Kelic found her, some time later, in her bedroom, sitting at her vanity and staring into her jewelry box silently. She clapped it shut as he peered over her shoulder, and turned quickly.

"Please leave," she told him, in short, cold words. Kelic blinked at her—too pretty eyes on a too pretty face, and she couldn't quite stop thinking about what Vayne had insinuated with his words (they had chosen him because he wouldn't, perhaps could not, incept a child and heir with her)—before touching her face gently. She brushed him off, and stood, pointing to the door. "Leave, Kelic. Now. I wish not to see you."
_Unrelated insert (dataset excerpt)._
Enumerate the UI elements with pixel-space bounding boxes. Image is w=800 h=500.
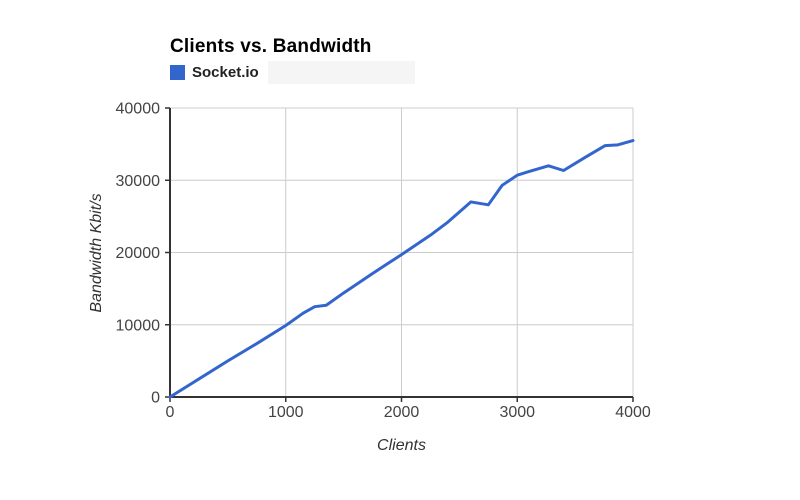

"You're distraught, Miss Ashelia."

"It is nothing," she assured, trying to lighten her voice and words. He clearly read through it, but said nothing of it, ducking his face behind his cinnamon hair and murmuring a gentle platitude as he retreated out of her bedroom.

As he left and she sat heavily at her vanity once more, to open her jewelry box and retrieve Rasler's ring, she could not say whether or not she was pleased with his placating nature and gentle bearing; there was, surely, a certain safety in knowing she'd been married to someone whom she had no marital obligations to. And Kelic was a sweet man to her.
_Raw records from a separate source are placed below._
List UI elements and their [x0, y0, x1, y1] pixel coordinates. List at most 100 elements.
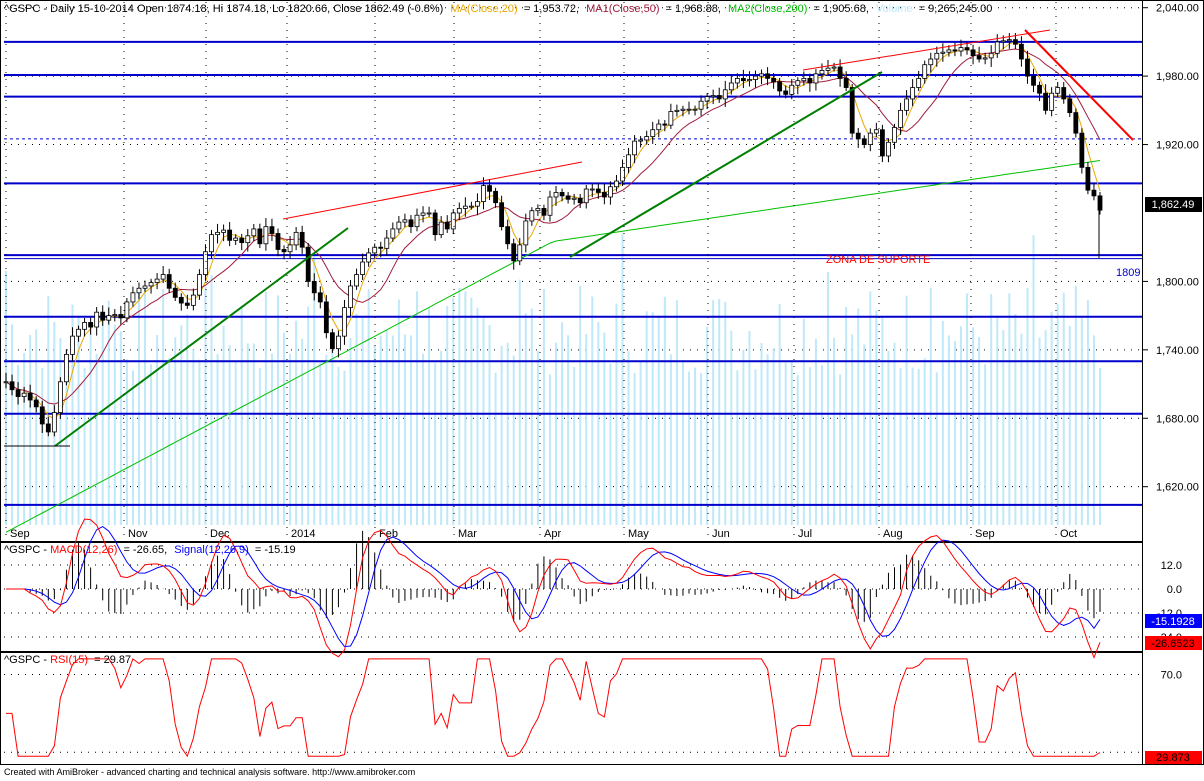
volume-bar	[174, 337, 176, 525]
volume-bar	[821, 365, 823, 525]
volume-bar	[331, 334, 333, 525]
price-candle	[58, 382, 62, 413]
volume-bar	[906, 296, 908, 525]
macd-tick-label: 12.0	[1161, 560, 1182, 572]
volume-bar	[217, 354, 219, 525]
volume-bar	[881, 317, 883, 525]
volume-bar	[585, 334, 587, 525]
price-candle	[445, 222, 449, 229]
volume-bar	[11, 325, 13, 525]
volume-bar	[1069, 326, 1071, 525]
ma20-value: = 1,953.72,	[524, 3, 579, 15]
volume-bar	[476, 308, 478, 525]
volume-bar	[809, 367, 811, 525]
price-candle	[633, 141, 637, 155]
volume-bar	[241, 305, 243, 525]
price-candle	[566, 196, 570, 199]
volume-bar	[428, 308, 430, 525]
price-candle	[735, 78, 739, 83]
volume-bar	[211, 275, 213, 525]
price-candle	[693, 109, 697, 110]
macd-label: MACD(12,26)	[50, 544, 117, 556]
footer-credit: Created with AmiBroker - advanced charti…	[4, 767, 415, 777]
price-candle	[971, 50, 975, 56]
volume-bar	[646, 311, 648, 525]
price-candle	[1025, 59, 1029, 76]
volume-bar	[658, 316, 660, 525]
price-candle	[675, 110, 679, 111]
volume-bar	[960, 326, 962, 525]
price-candle	[300, 232, 304, 247]
volume-bar	[676, 300, 678, 525]
volume-value: = 9,265,245.00	[919, 3, 993, 15]
price-candle	[457, 208, 461, 213]
volume-bar	[996, 315, 998, 525]
volume-bar	[549, 374, 551, 525]
month-label: May	[628, 528, 649, 540]
price-candle	[548, 197, 552, 215]
svg-text:^GSPC - Daily 15-10-2014 Open: ^GSPC - Daily 15-10-2014 Open 1874.18, H…	[4, 3, 992, 15]
price-header-prefix: ^GSPC - Daily 15-10-2014 Open 1874.18, H…	[4, 3, 443, 15]
volume-bar	[525, 313, 527, 525]
volume-bar	[132, 370, 134, 525]
price-candle	[772, 78, 776, 81]
price-candle	[373, 247, 377, 253]
volume-bar	[742, 350, 744, 525]
price-candle	[639, 140, 643, 141]
volume-bar	[84, 368, 86, 525]
macd-tick-label: 0.0	[1167, 584, 1182, 596]
price-candle	[977, 56, 981, 59]
volume-bar	[1045, 330, 1047, 525]
volume-bar	[1033, 235, 1035, 525]
price-candle	[131, 293, 135, 302]
volume-bar	[887, 351, 889, 525]
volume-bar	[422, 354, 424, 525]
price-candle	[669, 111, 673, 125]
price-candle	[1050, 93, 1054, 110]
price-candle	[778, 82, 782, 91]
price-candle	[874, 130, 878, 133]
volume-bar	[543, 289, 545, 525]
price-candle	[173, 288, 177, 297]
volume-bar	[573, 367, 575, 525]
volume-bar	[180, 325, 182, 525]
price-candle	[264, 227, 268, 244]
macd-header-prefix: ^GSPC -	[4, 544, 50, 556]
volume-bar	[102, 315, 104, 525]
price-candle	[663, 124, 667, 125]
price-tick-label: 1,980.00	[1156, 71, 1199, 83]
price-candle	[512, 244, 516, 261]
volume-bar	[718, 299, 720, 525]
month-label: Oct	[1060, 528, 1077, 540]
price-candle	[270, 227, 274, 234]
volume-bar	[1039, 338, 1041, 525]
price-candle	[64, 354, 68, 381]
price-candle	[929, 59, 933, 65]
price-candle	[892, 127, 896, 142]
ma20-label: MA(Close,20)	[450, 3, 517, 15]
price-candle	[965, 48, 969, 50]
price-candle	[101, 312, 105, 320]
price-candle	[681, 109, 685, 110]
price-candle	[191, 295, 195, 305]
price-candle	[536, 208, 540, 210]
volume-bar	[482, 317, 484, 525]
price-tick-label: 1,920.00	[1156, 140, 1199, 152]
last-macd-label: -26.6523	[1151, 638, 1194, 650]
volume-bar	[591, 296, 593, 525]
price-candle	[155, 279, 159, 282]
price-tick-label: 1,800.00	[1156, 276, 1199, 288]
price-candle	[899, 110, 903, 127]
price-candle	[796, 81, 800, 86]
price-candle	[627, 155, 631, 168]
price-candle	[621, 167, 625, 181]
price-candle	[379, 247, 383, 248]
volume-bar	[761, 343, 763, 525]
price-candle	[469, 206, 473, 207]
price-candle	[584, 189, 588, 203]
volume-bar	[1093, 335, 1095, 525]
price-candle	[294, 232, 298, 245]
price-candle	[723, 90, 727, 99]
price-candle	[917, 78, 921, 87]
volume-bar	[307, 307, 309, 525]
Still, as she stared at Rasler's ring in her hand, she could not help ... hoping for more, perhaps. If she could not have her Kingdom, she would very much like to have something beyond a forced marriage to a man who would be more likely to touch one of their young pages than her. Even if it was not for love—it had been two and a half years since she had felt passion's flush on her, and she was not so saddened with the thought of marrying, not for love, if she were to receive a willing partner in bed.

Forgive me, Father. Rasler. She shook her head, and shut her eyes to tears as her fingers curled around Rasler's ring. Forgive me, and help me.